As Nigeria joins different countries to check the 2018 World Book and Copyright Day, a Nigerian writer, Mr. Author Judah Angel, has approached the Reuters News Agency, United States to pay the collected remuneration for encroaching on his licensed innovation.
Blessed messenger in a visit with newsmen in Lagos, amid the Youth Orientation for Development (YOD) festivity of United Nations Educational Scientific and Cultural Organization (UNESCO) World Book and Copyright Day, themed “Securing Our Intellectual Property,” reviewed that the work of art being referred to were accumulated to successively portray his difficulty in the jail where he was unjustifiably detained for a long time.
He wondered how an international organisation of such repute would engage in such violation, saying the contents, drawings are solely reserved for campaigns and was never meant to be sold, electronically, hard copy and otherwise.

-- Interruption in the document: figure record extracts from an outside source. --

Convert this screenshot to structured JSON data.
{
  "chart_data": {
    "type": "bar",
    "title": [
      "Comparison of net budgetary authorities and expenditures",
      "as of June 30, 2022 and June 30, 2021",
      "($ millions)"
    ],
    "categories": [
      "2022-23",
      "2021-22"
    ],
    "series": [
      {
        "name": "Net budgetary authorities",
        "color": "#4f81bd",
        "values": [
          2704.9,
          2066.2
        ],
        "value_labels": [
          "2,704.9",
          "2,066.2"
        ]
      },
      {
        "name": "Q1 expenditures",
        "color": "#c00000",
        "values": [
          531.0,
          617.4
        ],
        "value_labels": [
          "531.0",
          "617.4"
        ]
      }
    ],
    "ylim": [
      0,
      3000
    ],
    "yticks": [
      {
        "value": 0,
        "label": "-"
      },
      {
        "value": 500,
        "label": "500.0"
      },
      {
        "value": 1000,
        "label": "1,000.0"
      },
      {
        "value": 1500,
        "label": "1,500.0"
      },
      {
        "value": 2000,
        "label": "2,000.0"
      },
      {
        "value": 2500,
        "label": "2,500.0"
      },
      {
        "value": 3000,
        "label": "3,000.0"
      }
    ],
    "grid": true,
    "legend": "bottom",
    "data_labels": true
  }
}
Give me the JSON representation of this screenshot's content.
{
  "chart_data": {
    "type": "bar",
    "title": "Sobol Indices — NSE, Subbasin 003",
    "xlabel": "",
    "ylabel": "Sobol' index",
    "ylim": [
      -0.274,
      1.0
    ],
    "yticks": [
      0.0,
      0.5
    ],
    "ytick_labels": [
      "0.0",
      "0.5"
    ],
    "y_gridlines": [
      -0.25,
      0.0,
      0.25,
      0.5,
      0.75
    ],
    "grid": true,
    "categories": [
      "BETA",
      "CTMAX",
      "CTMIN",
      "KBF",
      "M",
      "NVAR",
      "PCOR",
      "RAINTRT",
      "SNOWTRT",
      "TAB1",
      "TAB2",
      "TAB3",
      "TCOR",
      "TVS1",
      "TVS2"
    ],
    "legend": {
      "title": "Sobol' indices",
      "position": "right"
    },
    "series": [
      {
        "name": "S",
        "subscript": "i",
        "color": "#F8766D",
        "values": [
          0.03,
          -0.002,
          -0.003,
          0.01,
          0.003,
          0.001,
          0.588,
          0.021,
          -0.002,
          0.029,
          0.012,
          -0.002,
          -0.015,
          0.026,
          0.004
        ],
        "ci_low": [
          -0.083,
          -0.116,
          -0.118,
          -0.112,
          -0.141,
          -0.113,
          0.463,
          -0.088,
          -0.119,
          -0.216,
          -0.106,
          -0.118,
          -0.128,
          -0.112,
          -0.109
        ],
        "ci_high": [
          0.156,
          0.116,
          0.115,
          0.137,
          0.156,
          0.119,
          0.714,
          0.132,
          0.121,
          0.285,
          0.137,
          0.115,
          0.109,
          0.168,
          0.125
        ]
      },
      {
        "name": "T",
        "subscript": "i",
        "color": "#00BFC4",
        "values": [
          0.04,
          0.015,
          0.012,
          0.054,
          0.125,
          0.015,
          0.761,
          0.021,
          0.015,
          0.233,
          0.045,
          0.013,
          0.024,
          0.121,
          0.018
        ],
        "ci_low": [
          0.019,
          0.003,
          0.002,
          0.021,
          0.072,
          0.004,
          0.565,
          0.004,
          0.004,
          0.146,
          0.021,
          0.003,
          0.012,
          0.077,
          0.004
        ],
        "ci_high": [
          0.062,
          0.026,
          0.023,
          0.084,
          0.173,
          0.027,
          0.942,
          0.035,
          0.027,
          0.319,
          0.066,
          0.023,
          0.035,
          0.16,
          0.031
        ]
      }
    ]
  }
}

He said, “‘On the Gallows’, ‘Sorrows Tears and Blood’, ‘Shadows in the Dark… .’ So have I titled some of my past arts exhibitions and presentations showcasing drawings that I painstakingly with my sweat and blood did during the sixteen calendar years I spent in unjust incarceration. My On the Gallows works ‘so fondly called’ became part of my life and majorly voice in speaking out against the death penalty since the year 2000 that I left prison.
“On the Gallows drawings were first exhibited in Quintessence Art Galley, Ikoyi Lagos in the year 2004. I started documenting my exhibitions and speaking engagements outings in the year 2006, but in the year 2007 I surprisingly discovered that my unfinished master tape video was missing in my studio. I couldn’t at the time find explanation for my missing video until seven years after that I stumbled on same missing video of mine broken into clips by Reuters News Agency and selling on ITN website. Each clip was sold for 2,658 pounds.
He continued “Neither Reuters nor ITN had contacted me before distorting and commercialising my work. At first I was relieved that at least a story of lost and found can at last be told, but deeply angered for the very fact that the actions of Reuters and ITN militated against the very reasons why ‘On the Gallows’ campaign was in the first place given birth to. I own copyrights to my works and never had I asserted price tag to any of the drawings. The damage done was huge.”
Angel who directed his lawyer to write to Reuters and ITN immediately after the discovery, further said, “In response it was ITN that wrote back first claiming not responsible for the theft of the my work but that they were only working for Reuters as archive keepers, they however dropped my work from their website and shifted blame to Reuters News Agency. The letter from ITN did not at all address the issue of compensation demand made by my lawyer neither of how my stolen work would be returned to me.”
His lawyer, Chiji Tony Lebechi, though the case with suit No FHC/L/CS/1080/17 is already in court, there are remedies for every infringement. “They should pay for damages done.”
President, UNESCO-YOD, Ambassador Emmanuel Ejiogu, who appealed to government and the relevant agency saddled with the responsibility of enforcing the copyright law in Nigeria to do more by ensuring that all intellectual thieves are adequately punished according to the law, said “we want to use this occasion to particularly draw the world’s attention to the unscrupulous theft of Mr. Angel’s works and paintings by Thomson Reuters USA and ITN London using this medium to demand justice in this regard.”